Researchers adopting a constructivist approach are also likely to use qualitative methods. This might involve examining dialogue in social interactions—for example, to identify ways in which talk is used to construct the idea that increased physical activity is desirable and necessary, and to suppress alternative ways of construing the situation of the obese individual. These processes could be linked to analysis of how questions of social accountability, such as blame and guilt, are managed in interactions related to reducing obesity. Adopting a ‘critical’ stance, a constructivist might ‘deconstruct’ the concept of obesity prevention, questioning definitions of ‘normal’ or ‘irresponsible’ eating behaviour, or challenging the construction of obesity as the consequence of a failure of control by the individual over eating behaviour, rather than as the consequence of social policies and practices (such as replacement of manual with sedentary work, and the dominance of motorized over pedestrianized ways of life). In summary, aims of critical constructivist analyses might include analysing how power is negotiated in interactions between providers and recipients of interventions, questioning the functions of the discourses and social practices surrounding obesity and its management, and allowing the recipients of interventions to voice their views and reflect upon how these may relate to their own aims and agendas. Like the interpretive approach, this type of analysis can serve the valuable function of revealing the implicit assumptions and aims of the providers of the interventions and how these may differ from those of participants.

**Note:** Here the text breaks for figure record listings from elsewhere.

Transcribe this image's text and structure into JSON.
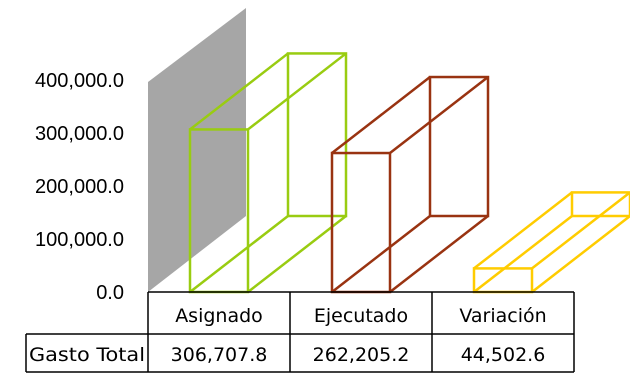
{
  "chart_data": {
    "type": "bar",
    "style": "3d-wireframe-columns",
    "categories": [
      "Asignado",
      "Ejecutado",
      "Variación"
    ],
    "values": [
      306707.8,
      262205.2,
      44502.6
    ],
    "value_labels": [
      "306,707.8",
      "262,205.2",
      "44,502.6"
    ],
    "row_label": "Gasto Total",
    "ylim": [
      0,
      400000
    ],
    "yticks": [
      "0.0",
      "100,000.0",
      "200,000.0",
      "300,000.0",
      "400,000.0"
    ],
    "ytick_values": [
      0,
      100000,
      200000,
      300000,
      400000
    ],
    "colors": [
      "#99cc11",
      "#993311",
      "#ffcc00"
    ],
    "grid": false,
    "data_table": true
  }
}
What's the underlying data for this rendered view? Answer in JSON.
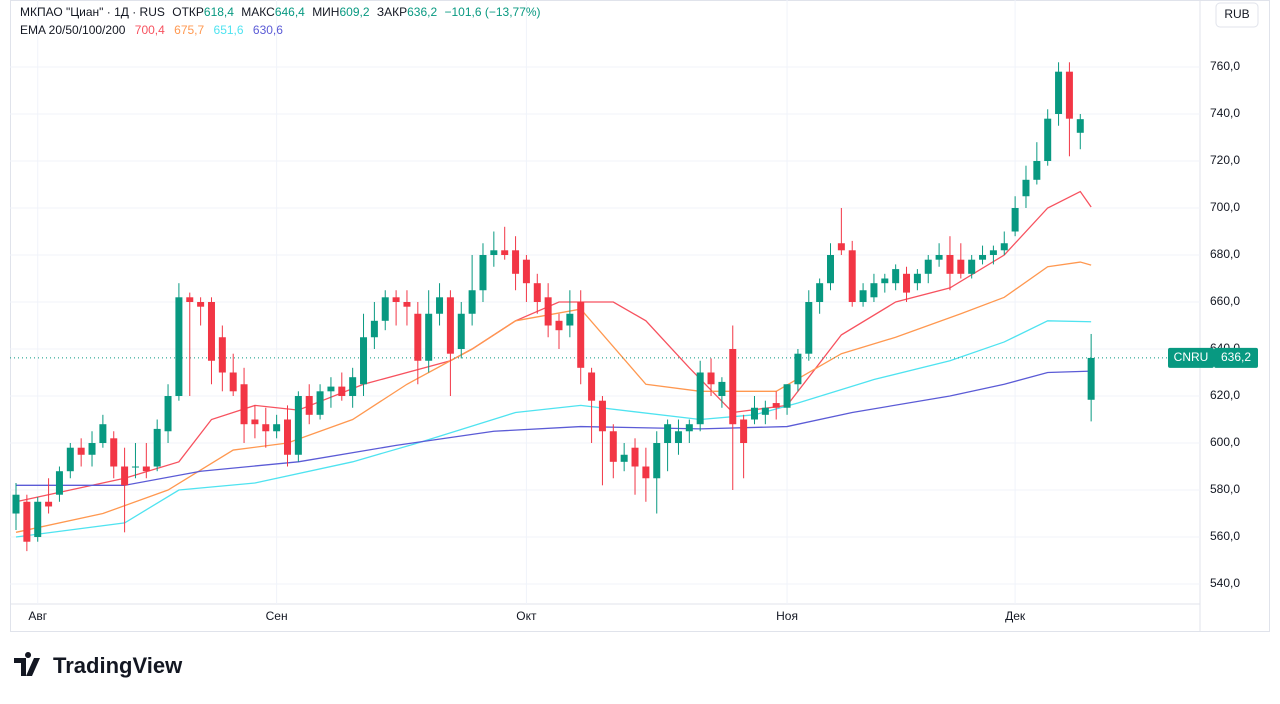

Health Services Research: Multidisciplinary and Multiple Approaches
The example just discussed has hopefully highlighted some of the key characteristics of HSR. The background to the issue of lack of physical activity leading to weight gain in Western populations has been derived from epidemiological studies. The positivist and realist approaches take as their broad aims the prediction and explanation of physical activity, with a view to intervening to promote physical activity. The interpretive approach aims to highlight the personal and social meanings attached to physical activity and participation in a trial to promote physical activity. The constructivist approach aims to investigate the functions of discourses and practices related to physical activity and obesity, on the part of physicians, patients and researchers. These multiple approaches can then be used to inform the desirability and effectiveness of any changes in physical activity likely to be brought about if the intervention was more widely implemented. The evaluation of the intervention would depend on not only these considerations, but also the likely reduction in disease and ill-health, based on epidemiological models of how increases of physical activity are likely to affect prevalence of disease. Economic considerations will also be relevant, balancing the likely individual and population benefits against the costs of any intervention, and specifically against the opportunity costs of benefits that are likely to accrue if the money that could be spent on such an intervention was spent on other health care services.